The National Marine Fisheries Service is considering listing the oceanic white-tip shark as threatened or endangered in the wake of population declines in the Western and Central Pacific, including Hawaii waters.
Comments from the public are being accepted through March 14.
The oceanic white-tip shark was at one time among the most common sharks, but the population has decreased significantly, according to the nonprofit group Defenders of Wildlife, which filed the petition for protected species designation Sept. 21.
The group attributes the decline to commercial fishing — including the demands of the shark fin trade.
“What we’re doing is we’re killing them before they can reproduce,” Jay Tutchton, senior staff attorney for Washington, D.C.-based Defenders of Wildlife, said by telephone. “That’s just incredibly shortsighted.”
Tutchton said the oceanic white-tip sharks do not breed fast enough to compensate for vast overfishing of the species — a decline of more than 90 percent in the last 15 years.
The Western and Central Pacific Fisheries Commission said its initial assessment of the species, in August 2012, concluded that overfishing has been occurring. The commission said spawning has decreased and the mortality of the oceanic white-tip has increased.
“The greatest impact on the stock is attributed to catch from the longline fishery, with lesser impacts from target online activities and purse seining,” the commission said in its report.
The oceanic white-tip shark, not to be confused with white-tip reef sharks, is regarded as a desirable species because its fins are used to make soup and medicine.
Shark finning and the sale or distribution of shark fins has been banned in Hawaii waters since 2000, and about nine other states have similar laws, according to the Shark Stewards organization’s website.

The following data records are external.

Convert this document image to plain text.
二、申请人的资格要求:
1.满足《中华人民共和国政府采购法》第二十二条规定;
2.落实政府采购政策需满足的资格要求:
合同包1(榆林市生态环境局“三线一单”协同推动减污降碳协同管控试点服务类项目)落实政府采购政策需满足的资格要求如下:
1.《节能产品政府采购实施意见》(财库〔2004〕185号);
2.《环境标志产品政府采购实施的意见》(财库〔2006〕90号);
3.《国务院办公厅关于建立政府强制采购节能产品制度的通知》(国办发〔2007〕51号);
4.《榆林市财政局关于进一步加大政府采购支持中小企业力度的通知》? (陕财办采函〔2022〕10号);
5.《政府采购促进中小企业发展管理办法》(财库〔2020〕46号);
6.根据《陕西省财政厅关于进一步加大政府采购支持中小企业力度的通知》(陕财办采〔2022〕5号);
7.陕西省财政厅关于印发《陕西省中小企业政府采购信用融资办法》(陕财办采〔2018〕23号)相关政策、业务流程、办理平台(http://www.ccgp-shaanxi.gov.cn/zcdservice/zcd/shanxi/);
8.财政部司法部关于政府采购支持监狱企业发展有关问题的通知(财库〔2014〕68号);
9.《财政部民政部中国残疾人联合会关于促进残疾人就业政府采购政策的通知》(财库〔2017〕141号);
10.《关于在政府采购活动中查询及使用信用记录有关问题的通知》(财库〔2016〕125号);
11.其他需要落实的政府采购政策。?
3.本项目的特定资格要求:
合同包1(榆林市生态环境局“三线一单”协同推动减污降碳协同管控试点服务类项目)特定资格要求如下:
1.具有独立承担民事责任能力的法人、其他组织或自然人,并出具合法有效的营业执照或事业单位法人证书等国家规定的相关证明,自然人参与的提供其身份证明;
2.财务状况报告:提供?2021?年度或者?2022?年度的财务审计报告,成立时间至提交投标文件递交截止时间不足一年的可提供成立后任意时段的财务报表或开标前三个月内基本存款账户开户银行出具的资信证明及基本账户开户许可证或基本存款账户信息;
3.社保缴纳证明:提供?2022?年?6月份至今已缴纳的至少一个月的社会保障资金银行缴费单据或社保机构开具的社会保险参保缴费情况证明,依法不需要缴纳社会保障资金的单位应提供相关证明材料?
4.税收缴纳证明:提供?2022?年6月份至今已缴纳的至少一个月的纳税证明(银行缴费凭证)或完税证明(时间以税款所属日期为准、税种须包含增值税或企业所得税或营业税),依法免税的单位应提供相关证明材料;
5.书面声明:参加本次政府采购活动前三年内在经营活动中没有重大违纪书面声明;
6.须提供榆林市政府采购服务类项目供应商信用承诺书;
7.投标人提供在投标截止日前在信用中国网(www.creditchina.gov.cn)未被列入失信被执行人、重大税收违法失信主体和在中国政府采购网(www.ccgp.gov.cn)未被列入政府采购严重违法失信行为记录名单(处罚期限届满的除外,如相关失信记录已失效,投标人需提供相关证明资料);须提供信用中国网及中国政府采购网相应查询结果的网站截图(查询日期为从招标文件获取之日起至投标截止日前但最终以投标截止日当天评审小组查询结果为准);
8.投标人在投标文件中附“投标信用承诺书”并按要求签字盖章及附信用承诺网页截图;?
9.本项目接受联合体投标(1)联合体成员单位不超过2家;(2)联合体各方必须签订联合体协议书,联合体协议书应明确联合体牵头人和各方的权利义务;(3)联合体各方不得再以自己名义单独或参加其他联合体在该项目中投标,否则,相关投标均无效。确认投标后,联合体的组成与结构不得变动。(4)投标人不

The National Marine Fisheries Service, an agency under the National Oceanic and Atmospheric Administration, said it does not have a global estimate on the number of oceanic white-tip sharks, scientifically known as Carchahinus longimanus. But according to one study, there are an estimated 200,000 in the Western and Central Pacific, and the numbers are dwindling.
NOAA Fisheries spokeswoman Chelsey Young said a number of regional studies suggest oceanic white-tips have experienced declines wherever they are found.
“However, we are still in the very beginning stages of collecting information regarding abundance trends of the species,” she said.
Hawaii resident Sean Martin, who owns longline fishing boats, said based on what he’s heard, his fishing people don’t have much interaction with oceanic white-tip sharks.
“It’s not a common event,” Martin said.
The public comments are the first step in a review process expected to take about two years. Comments on the proposal may be lodged at www.regulations.gov/#!docket
Detail;D=NOAA-NMFS-2015-0152 or mailed to the Office of Protected Resources, NMFS, 1315 East-West Highway, Silver Spring, MD 20910.